Opinião

Ficar para trás

Quando um presidente candidato reeleito centra o discurso de vitória nas mortes, nos infetados, em todos os que vão ficando para trás nos dias sem memória que atravessamos, está a colocar-se sob os holofotes de todas as esperanças.

É assim que voltará a ser olhada, quando for anunciada, a renovação do estado de emergência, com pequenas variações, como a previsão da possibilidade de ensino à distância ou o encerramento de fronteiras.

Sabíamos que iríamos contar com sucessivos prolongamentos (o aviso foi feito logo no início de novembro), e Marcelo Rebelo de Sousa alertou mesmo que poderemos esperar que a situação se mantenha até à posse para o seu segundo mandato, a 9 de março.

Mas não deixa de ser cada vez mais difícil evitar ou ignorar um sentimento de desânimo coletivo.
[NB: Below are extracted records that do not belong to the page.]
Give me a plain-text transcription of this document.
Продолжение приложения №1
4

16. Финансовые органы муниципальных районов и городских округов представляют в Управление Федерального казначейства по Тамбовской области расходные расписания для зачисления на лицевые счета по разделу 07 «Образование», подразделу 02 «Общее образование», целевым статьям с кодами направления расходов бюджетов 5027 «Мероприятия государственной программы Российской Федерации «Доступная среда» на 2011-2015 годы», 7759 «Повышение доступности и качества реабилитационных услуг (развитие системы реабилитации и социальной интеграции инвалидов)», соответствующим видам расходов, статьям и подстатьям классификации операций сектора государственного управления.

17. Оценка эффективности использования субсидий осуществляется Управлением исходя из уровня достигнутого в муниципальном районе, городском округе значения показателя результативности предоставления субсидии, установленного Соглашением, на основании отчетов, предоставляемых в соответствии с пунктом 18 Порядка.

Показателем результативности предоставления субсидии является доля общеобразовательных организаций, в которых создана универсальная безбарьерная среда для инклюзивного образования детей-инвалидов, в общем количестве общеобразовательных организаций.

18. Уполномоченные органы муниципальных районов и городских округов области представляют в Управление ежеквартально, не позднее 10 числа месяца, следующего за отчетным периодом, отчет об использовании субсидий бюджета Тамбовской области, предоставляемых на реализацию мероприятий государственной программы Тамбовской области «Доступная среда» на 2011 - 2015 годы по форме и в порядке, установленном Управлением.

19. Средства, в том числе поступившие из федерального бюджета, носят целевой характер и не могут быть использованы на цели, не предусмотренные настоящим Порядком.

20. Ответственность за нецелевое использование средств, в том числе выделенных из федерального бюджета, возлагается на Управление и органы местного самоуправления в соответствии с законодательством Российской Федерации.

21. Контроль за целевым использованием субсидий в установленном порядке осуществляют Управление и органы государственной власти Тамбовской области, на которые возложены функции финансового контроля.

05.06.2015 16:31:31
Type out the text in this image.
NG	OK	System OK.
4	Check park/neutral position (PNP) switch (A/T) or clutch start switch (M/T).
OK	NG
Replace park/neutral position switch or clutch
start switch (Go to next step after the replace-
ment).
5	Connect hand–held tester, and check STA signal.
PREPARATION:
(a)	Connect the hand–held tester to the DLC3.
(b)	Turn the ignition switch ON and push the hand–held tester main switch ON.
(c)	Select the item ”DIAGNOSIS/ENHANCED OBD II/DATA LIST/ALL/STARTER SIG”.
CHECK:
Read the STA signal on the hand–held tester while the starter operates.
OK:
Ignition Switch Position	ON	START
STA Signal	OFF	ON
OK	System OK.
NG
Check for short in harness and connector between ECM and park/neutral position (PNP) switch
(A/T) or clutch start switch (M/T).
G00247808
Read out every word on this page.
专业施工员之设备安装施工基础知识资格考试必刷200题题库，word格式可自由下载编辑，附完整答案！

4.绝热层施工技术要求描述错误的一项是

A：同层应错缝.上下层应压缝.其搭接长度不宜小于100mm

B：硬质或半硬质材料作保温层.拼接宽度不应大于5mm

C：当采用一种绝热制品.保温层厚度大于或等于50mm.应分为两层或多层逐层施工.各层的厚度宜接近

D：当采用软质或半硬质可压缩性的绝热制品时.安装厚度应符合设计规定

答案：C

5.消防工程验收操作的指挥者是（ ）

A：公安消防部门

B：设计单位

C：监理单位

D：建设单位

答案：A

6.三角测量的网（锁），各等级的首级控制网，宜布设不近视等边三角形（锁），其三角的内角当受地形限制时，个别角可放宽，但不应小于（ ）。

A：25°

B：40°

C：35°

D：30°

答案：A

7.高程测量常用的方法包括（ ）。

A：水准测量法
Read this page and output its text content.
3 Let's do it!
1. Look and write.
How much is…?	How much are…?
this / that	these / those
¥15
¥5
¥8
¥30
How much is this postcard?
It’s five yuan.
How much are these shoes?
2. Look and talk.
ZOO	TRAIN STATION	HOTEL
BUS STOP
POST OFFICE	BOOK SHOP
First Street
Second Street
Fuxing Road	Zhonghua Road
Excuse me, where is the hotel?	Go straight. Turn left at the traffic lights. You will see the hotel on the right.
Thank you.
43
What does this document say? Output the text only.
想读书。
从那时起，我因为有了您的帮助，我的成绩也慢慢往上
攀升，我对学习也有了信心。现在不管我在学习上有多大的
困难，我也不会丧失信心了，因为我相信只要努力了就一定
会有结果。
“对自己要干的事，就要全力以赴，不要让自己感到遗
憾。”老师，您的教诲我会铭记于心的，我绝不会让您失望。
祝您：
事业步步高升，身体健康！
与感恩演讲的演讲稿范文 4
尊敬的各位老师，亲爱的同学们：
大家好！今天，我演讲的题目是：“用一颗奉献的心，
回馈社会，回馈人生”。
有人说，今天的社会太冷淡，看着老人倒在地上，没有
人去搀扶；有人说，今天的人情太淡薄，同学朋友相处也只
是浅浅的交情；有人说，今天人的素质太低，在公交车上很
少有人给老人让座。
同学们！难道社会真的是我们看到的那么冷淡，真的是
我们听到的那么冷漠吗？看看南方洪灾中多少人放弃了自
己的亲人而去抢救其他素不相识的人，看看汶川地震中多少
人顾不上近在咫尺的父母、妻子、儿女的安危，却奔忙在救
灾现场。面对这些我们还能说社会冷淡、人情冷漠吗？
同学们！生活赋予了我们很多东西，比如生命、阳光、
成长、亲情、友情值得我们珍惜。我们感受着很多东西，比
Desde logo devido aos dias avassaladores que se vivem dentro dos hospitais, com sucessivos recordes na mortalidade. E porque sabemos que a exaustão social é acompanhada e agravada por uma exaustão económica do país. Quanto mais demorarmos a sair do indesejado confinamento, mais difícil será pôr mãos à obra e passar à fase seguinte, de recuperação do país.

Marcelo Rebelo de Sousa fez, na noite da reeleição, uma leitura muito lúcida do estado em que nos encontramos e dos riscos que nos traz o medo e o desespero. O mais difícil será conseguir convocar os portugueses para a esperança. Não basta traçar os objetivos para recriar o país num discurso inspirado.

Fazer acreditar quando tudo parece desabar está ao alcance de muito poucos. Menos ainda conseguir influenciar e mobilizar todos os atores para a gigantesca missão que temos pela frente, quando continuarmos a somar vítimas mortais semanas após o confinamento. Depois de ganhar os votos, é preciso ganhar o país. Ou perdemos todos.

Este é o tempo dos homens maiores do que a história. Ainda os há?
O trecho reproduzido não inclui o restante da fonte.